Mathématiques & Physique
Les mathématiques ne sont pas une science et ne possèdent aucun caractère intrinsèque de vérité. Elles ne sont que le fruit d'un jeu subtil et complexe entre une méthode logique dont on peut inventer de nombreuses variantes, et d'un ensemble de conventions artificielles (des définitions axiomatiques) dont on peut aussi faire varier les contenus à l'infini.
Il faut continuer à parler des mathématiques au pluriel car il y a une infinité de mathématiques possibles dont chacune ressortit d'un lot particulier de postulats - logiques et axiomatiques - choisis arbitrairement parmi un ensemble infini et contradictoire de postulats possibles.
Il ne faut donc plus s'étonner, comme le firent bien des philosophes et des physiciens, du fait que l'univers physique "colle" si bien avec les mathématiques. Il faut plutôt prendre conscience que l'univers physique étant ce qu'il est - et très largement inconnu, dans ses fondements, de l'homme -, il y a toujours moyen de choisir parmi l'ensemble infini des mathématiques possibles, une variante des mathématiques qui "colle" plus ou moins bien avec la perception particulière que l'on a de l'univers réel à un moment donné.
Le problème n'est donc pas de mathématiser la physique (c'est toujours possible en choisissant convenablement la mathématique particulière que l'on va mettre en œuvre) ; le problème est de savoir si la mathématisation de la physique a un intérêt c'est-à-dire si elle fournit un langage qui permette à la physique de progresser.
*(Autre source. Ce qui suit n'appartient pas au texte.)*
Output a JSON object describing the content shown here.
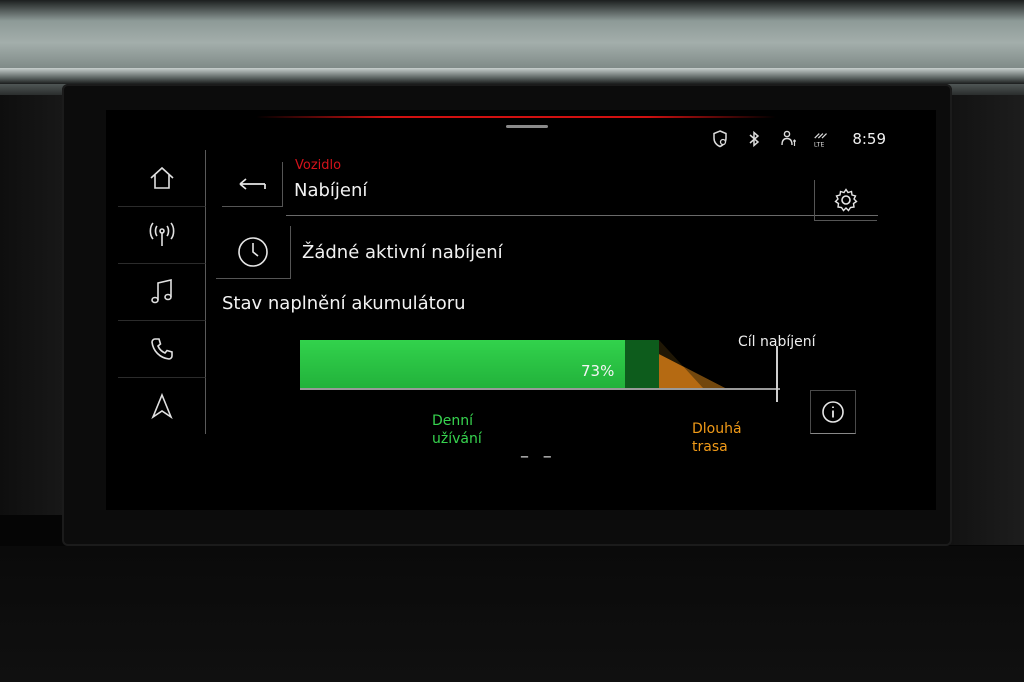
{
  "status_bar": {
    "time": "8:59",
    "icons": [
      "privacy-shield-icon",
      "bluetooth-icon",
      "assistance-icon",
      "lte-data-icon"
    ],
    "lte_label": "LTE"
  },
  "nav": {
    "items": [
      {
        "icon": "home-icon"
      },
      {
        "icon": "radio-icon"
      },
      {
        "icon": "music-note-icon"
      },
      {
        "icon": "phone-icon"
      },
      {
        "icon": "navigation-arrow-icon"
      }
    ]
  },
  "header": {
    "breadcrumb": "Vozidlo",
    "title": "Nabíjení"
  },
  "timer": {
    "status_text": "Žádné aktivní nabíjení"
  },
  "battery": {
    "section_title": "Stav naplnění akumulátoru",
    "level_percent": 73,
    "level_label": "73%",
    "target_label": "Cíl nabíjení",
    "daily_label_line1": "Denní",
    "daily_label_line2": "užívání",
    "range_value": "– –",
    "long_trip_line1": "Dlouhá",
    "long_trip_line2": "trasa"
  },
  "colors": {
    "accent_red": "#d4121a",
    "battery_green": "#2fcf4a",
    "long_trip_orange": "#f09a18"
  }
}
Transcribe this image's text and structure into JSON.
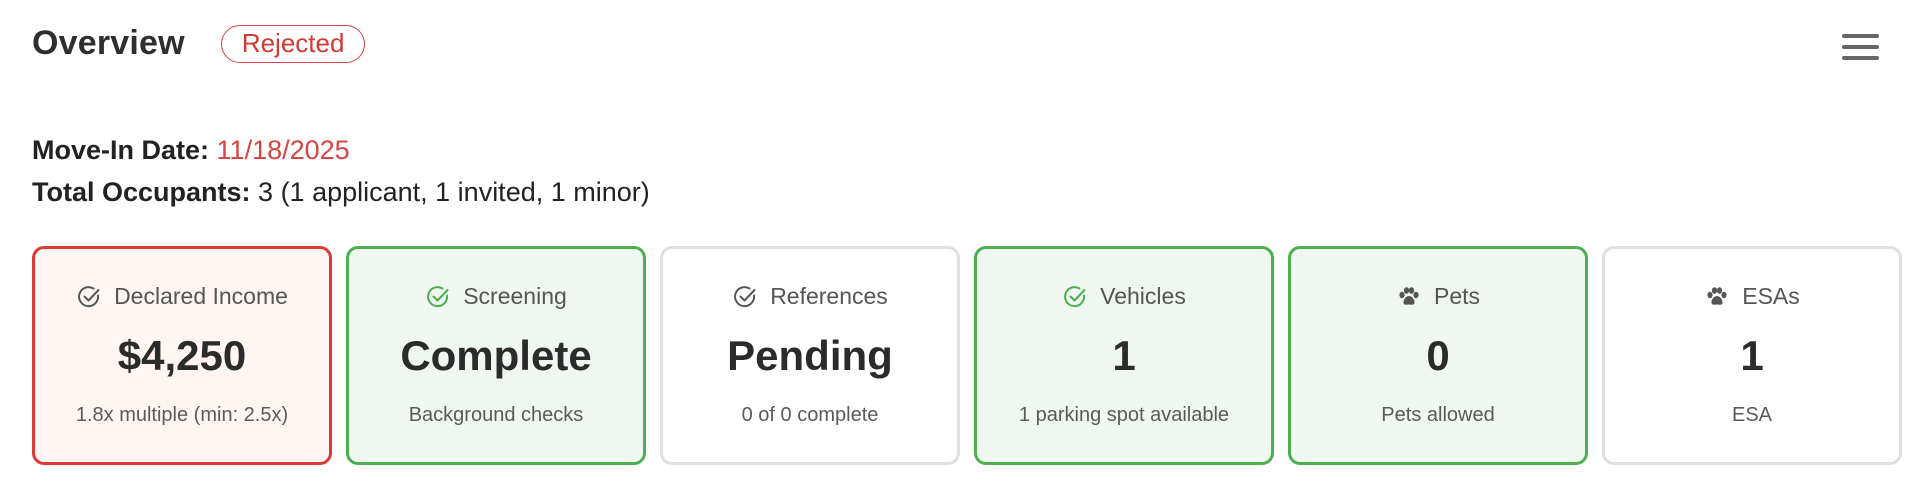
{
  "header": {
    "title": "Overview",
    "status": "Rejected"
  },
  "info": {
    "move_in_label": "Move-In Date:",
    "move_in_value": "11/18/2025",
    "occupants_label": "Total Occupants:",
    "occupants_value": "3 (1 applicant, 1 invited, 1 minor)"
  },
  "cards": [
    {
      "title": "Declared Income",
      "value": "$4,250",
      "sub": "1.8x multiple (min: 2.5x)",
      "icon": "check-circle-icon",
      "state": "danger"
    },
    {
      "title": "Screening",
      "value": "Complete",
      "sub": "Background checks",
      "icon": "check-circle-icon",
      "state": "success"
    },
    {
      "title": "References",
      "value": "Pending",
      "sub": "0 of 0 complete",
      "icon": "check-circle-icon",
      "state": "neutral"
    },
    {
      "title": "Vehicles",
      "value": "1",
      "sub": "1 parking spot available",
      "icon": "check-circle-icon",
      "state": "success"
    },
    {
      "title": "Pets",
      "value": "0",
      "sub": "Pets allowed",
      "icon": "paw-icon",
      "state": "success"
    },
    {
      "title": "ESAs",
      "value": "1",
      "sub": "ESA",
      "icon": "paw-icon",
      "state": "neutral"
    }
  ],
  "colors": {
    "danger": "#de3b35",
    "success": "#4caf50",
    "neutral": "#e0e0e0",
    "danger_bg": "#fff6f4",
    "success_bg": "#f0f7f1"
  }
}
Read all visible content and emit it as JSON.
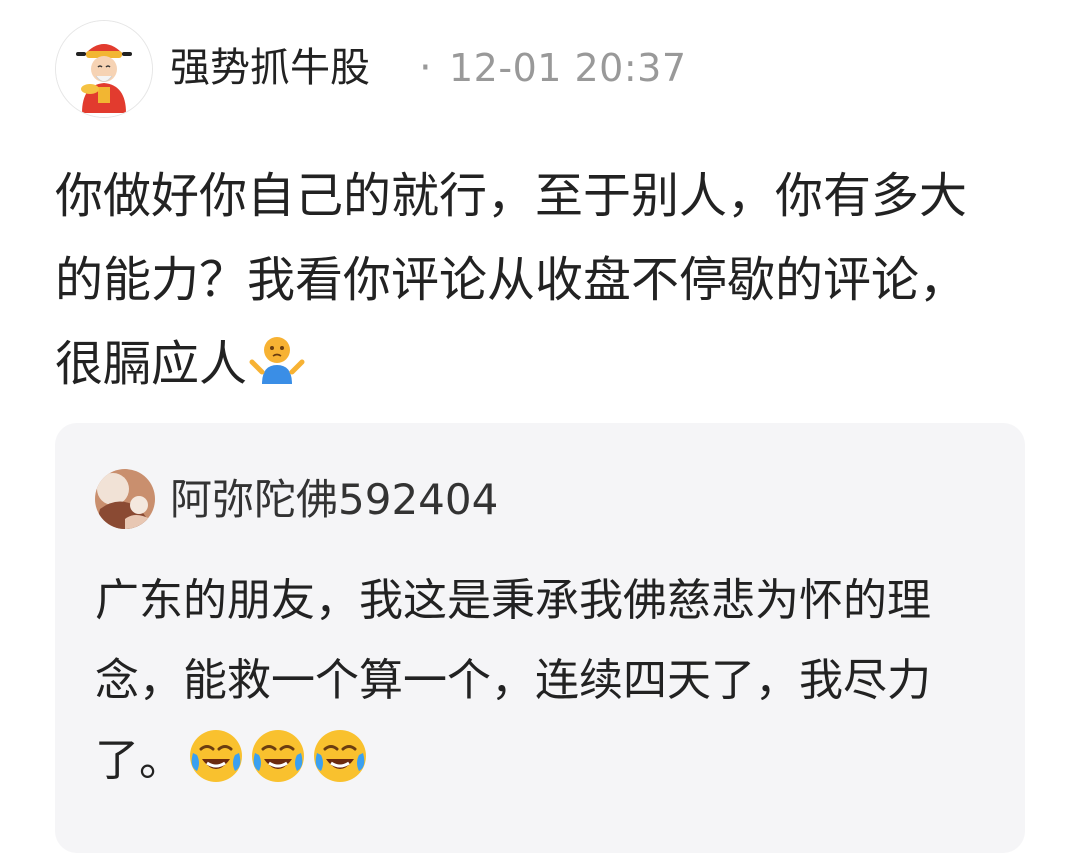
{
  "post": {
    "author": {
      "name": "强势抓牛股",
      "avatar_icon": "caishen-avatar-icon"
    },
    "separator": "·",
    "timestamp": "12-01 20:37",
    "content": "你做好你自己的就行，至于别人，你有多大的能力？我看你评论从收盘不停歇的评论，很膈应人",
    "content_emoji": "shrug-emoji-icon"
  },
  "quoted": {
    "author": {
      "name": "阿弥陀佛592404",
      "avatar_icon": "user-avatar-icon"
    },
    "content": "广东的朋友，我这是秉承我佛慈悲为怀的理念，能救一个算一个，连续四天了，我尽力了。",
    "content_emojis": [
      "laugh-cry-emoji-icon",
      "laugh-cry-emoji-icon",
      "laugh-cry-emoji-icon"
    ]
  },
  "colors": {
    "quote_background": "#f5f5f7",
    "timestamp": "#999999",
    "text": "#222222"
  }
}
Ce fut le cas des mathématiques cartésiennes pour la physique de Galilée et Newton. Ce fut le cas, jusqu'à un certain point aujourd'hui dépassé, des géométries riemanniennes pour la relativité générale d'Einstein. Les espaces de Hilbert ont été féconds lors des balbutiements du formalisme de Dirac en physique quantique. Ce n'est plus du tout le cas des théories des groupes de symétrie dans l'imbroglio de la physique des "particules élémentaires" où la mathématisation se révèle un handicap plus qu'un apport.
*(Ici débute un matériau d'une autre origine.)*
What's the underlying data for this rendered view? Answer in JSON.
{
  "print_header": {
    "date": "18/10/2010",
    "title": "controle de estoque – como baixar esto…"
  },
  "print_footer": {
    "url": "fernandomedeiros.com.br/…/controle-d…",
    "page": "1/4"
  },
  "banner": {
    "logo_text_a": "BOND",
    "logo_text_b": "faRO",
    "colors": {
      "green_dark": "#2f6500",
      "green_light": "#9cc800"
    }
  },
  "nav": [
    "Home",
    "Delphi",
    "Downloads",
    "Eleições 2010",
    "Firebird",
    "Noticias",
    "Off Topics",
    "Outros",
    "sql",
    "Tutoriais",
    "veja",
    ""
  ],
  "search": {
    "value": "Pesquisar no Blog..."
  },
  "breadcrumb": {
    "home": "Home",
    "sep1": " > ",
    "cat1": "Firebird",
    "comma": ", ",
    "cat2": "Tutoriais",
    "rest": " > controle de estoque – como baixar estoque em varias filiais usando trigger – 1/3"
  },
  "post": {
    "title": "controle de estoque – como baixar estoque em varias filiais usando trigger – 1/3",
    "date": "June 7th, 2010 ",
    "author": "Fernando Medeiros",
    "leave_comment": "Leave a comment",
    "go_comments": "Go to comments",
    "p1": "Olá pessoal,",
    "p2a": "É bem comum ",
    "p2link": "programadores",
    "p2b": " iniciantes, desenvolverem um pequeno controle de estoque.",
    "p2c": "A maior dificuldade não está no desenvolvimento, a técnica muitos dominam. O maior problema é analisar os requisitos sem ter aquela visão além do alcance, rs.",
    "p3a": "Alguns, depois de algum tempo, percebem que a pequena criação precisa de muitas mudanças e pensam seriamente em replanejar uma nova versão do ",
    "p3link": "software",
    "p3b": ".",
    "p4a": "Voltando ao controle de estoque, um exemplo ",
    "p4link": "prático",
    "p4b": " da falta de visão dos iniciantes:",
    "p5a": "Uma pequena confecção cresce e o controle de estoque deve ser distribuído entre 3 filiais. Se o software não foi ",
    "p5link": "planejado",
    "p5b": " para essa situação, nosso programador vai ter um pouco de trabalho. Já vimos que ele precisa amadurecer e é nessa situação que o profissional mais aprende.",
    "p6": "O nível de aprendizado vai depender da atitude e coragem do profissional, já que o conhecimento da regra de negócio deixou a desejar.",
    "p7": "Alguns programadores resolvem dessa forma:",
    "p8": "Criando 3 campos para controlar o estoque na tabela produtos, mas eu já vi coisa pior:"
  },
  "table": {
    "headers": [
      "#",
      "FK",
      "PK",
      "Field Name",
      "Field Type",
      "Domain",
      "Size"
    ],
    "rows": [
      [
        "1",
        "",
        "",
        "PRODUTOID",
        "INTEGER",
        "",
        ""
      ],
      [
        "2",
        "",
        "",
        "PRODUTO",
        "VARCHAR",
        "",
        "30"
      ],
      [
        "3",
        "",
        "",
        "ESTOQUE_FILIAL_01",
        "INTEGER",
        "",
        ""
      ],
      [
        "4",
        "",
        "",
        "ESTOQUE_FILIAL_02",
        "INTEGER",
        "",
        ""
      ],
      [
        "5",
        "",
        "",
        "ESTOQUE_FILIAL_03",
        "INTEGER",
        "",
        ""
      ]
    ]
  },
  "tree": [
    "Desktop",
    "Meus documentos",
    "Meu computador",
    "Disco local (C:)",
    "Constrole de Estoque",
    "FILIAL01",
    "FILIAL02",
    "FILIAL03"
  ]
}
Enfin, la physique des processus complexe - encore appelée physique des émergences -, parce qu'elle nie, dans son essence, tout principe de conservativité, d'additivité et d'analycité, ne pourra pas trouver, dans l'arsenal des mathématiques, toutes construites sur ces principes fondateurs, de chaussure à son pied … sauf dans quelques cas suffisamment simplifiés et idéalisés pour être compatibles avec une mathématique additive, conservative et analytique.
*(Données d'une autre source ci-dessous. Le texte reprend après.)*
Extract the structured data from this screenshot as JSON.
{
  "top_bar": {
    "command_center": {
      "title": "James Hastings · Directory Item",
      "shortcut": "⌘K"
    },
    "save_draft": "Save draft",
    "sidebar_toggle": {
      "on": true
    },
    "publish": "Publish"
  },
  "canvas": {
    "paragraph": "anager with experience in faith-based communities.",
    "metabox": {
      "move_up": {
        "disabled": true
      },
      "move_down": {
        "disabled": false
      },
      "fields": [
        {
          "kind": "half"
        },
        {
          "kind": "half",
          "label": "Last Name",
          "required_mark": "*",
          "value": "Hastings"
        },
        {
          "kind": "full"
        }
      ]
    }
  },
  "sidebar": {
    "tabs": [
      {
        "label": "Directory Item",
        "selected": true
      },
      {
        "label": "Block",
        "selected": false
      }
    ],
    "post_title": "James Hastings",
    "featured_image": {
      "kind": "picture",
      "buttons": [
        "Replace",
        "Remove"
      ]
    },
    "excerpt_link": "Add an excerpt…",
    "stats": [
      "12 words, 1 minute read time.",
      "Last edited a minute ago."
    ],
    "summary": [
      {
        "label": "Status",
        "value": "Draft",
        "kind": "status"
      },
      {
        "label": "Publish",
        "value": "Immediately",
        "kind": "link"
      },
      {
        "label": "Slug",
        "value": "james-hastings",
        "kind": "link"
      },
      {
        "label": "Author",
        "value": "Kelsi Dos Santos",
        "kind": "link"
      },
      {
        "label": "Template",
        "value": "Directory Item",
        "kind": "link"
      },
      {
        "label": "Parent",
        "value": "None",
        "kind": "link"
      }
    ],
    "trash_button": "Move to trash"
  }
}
Faut-il donc renoncer à mathématiser l'univers physique ? Sans doute. Au moins dans la compréhension fondamentale que l'on peut en avoir qui se construit de plus en plus selon un mouvement intuitivo-inductif et non plus selon la voie logico-déductive chère aux mathématiciens.
Les mathématiques, demain, ne seront plus le "langage de Dieu" pour la conception fondamentale de l'univers réel, mais bien le langage des ingénieurs chargés de construire des applications techniques d'une physique fondamentale édifiée dans d'autres langages - encore à inventer ...
Marc HALEVY, 19 décembre 2015.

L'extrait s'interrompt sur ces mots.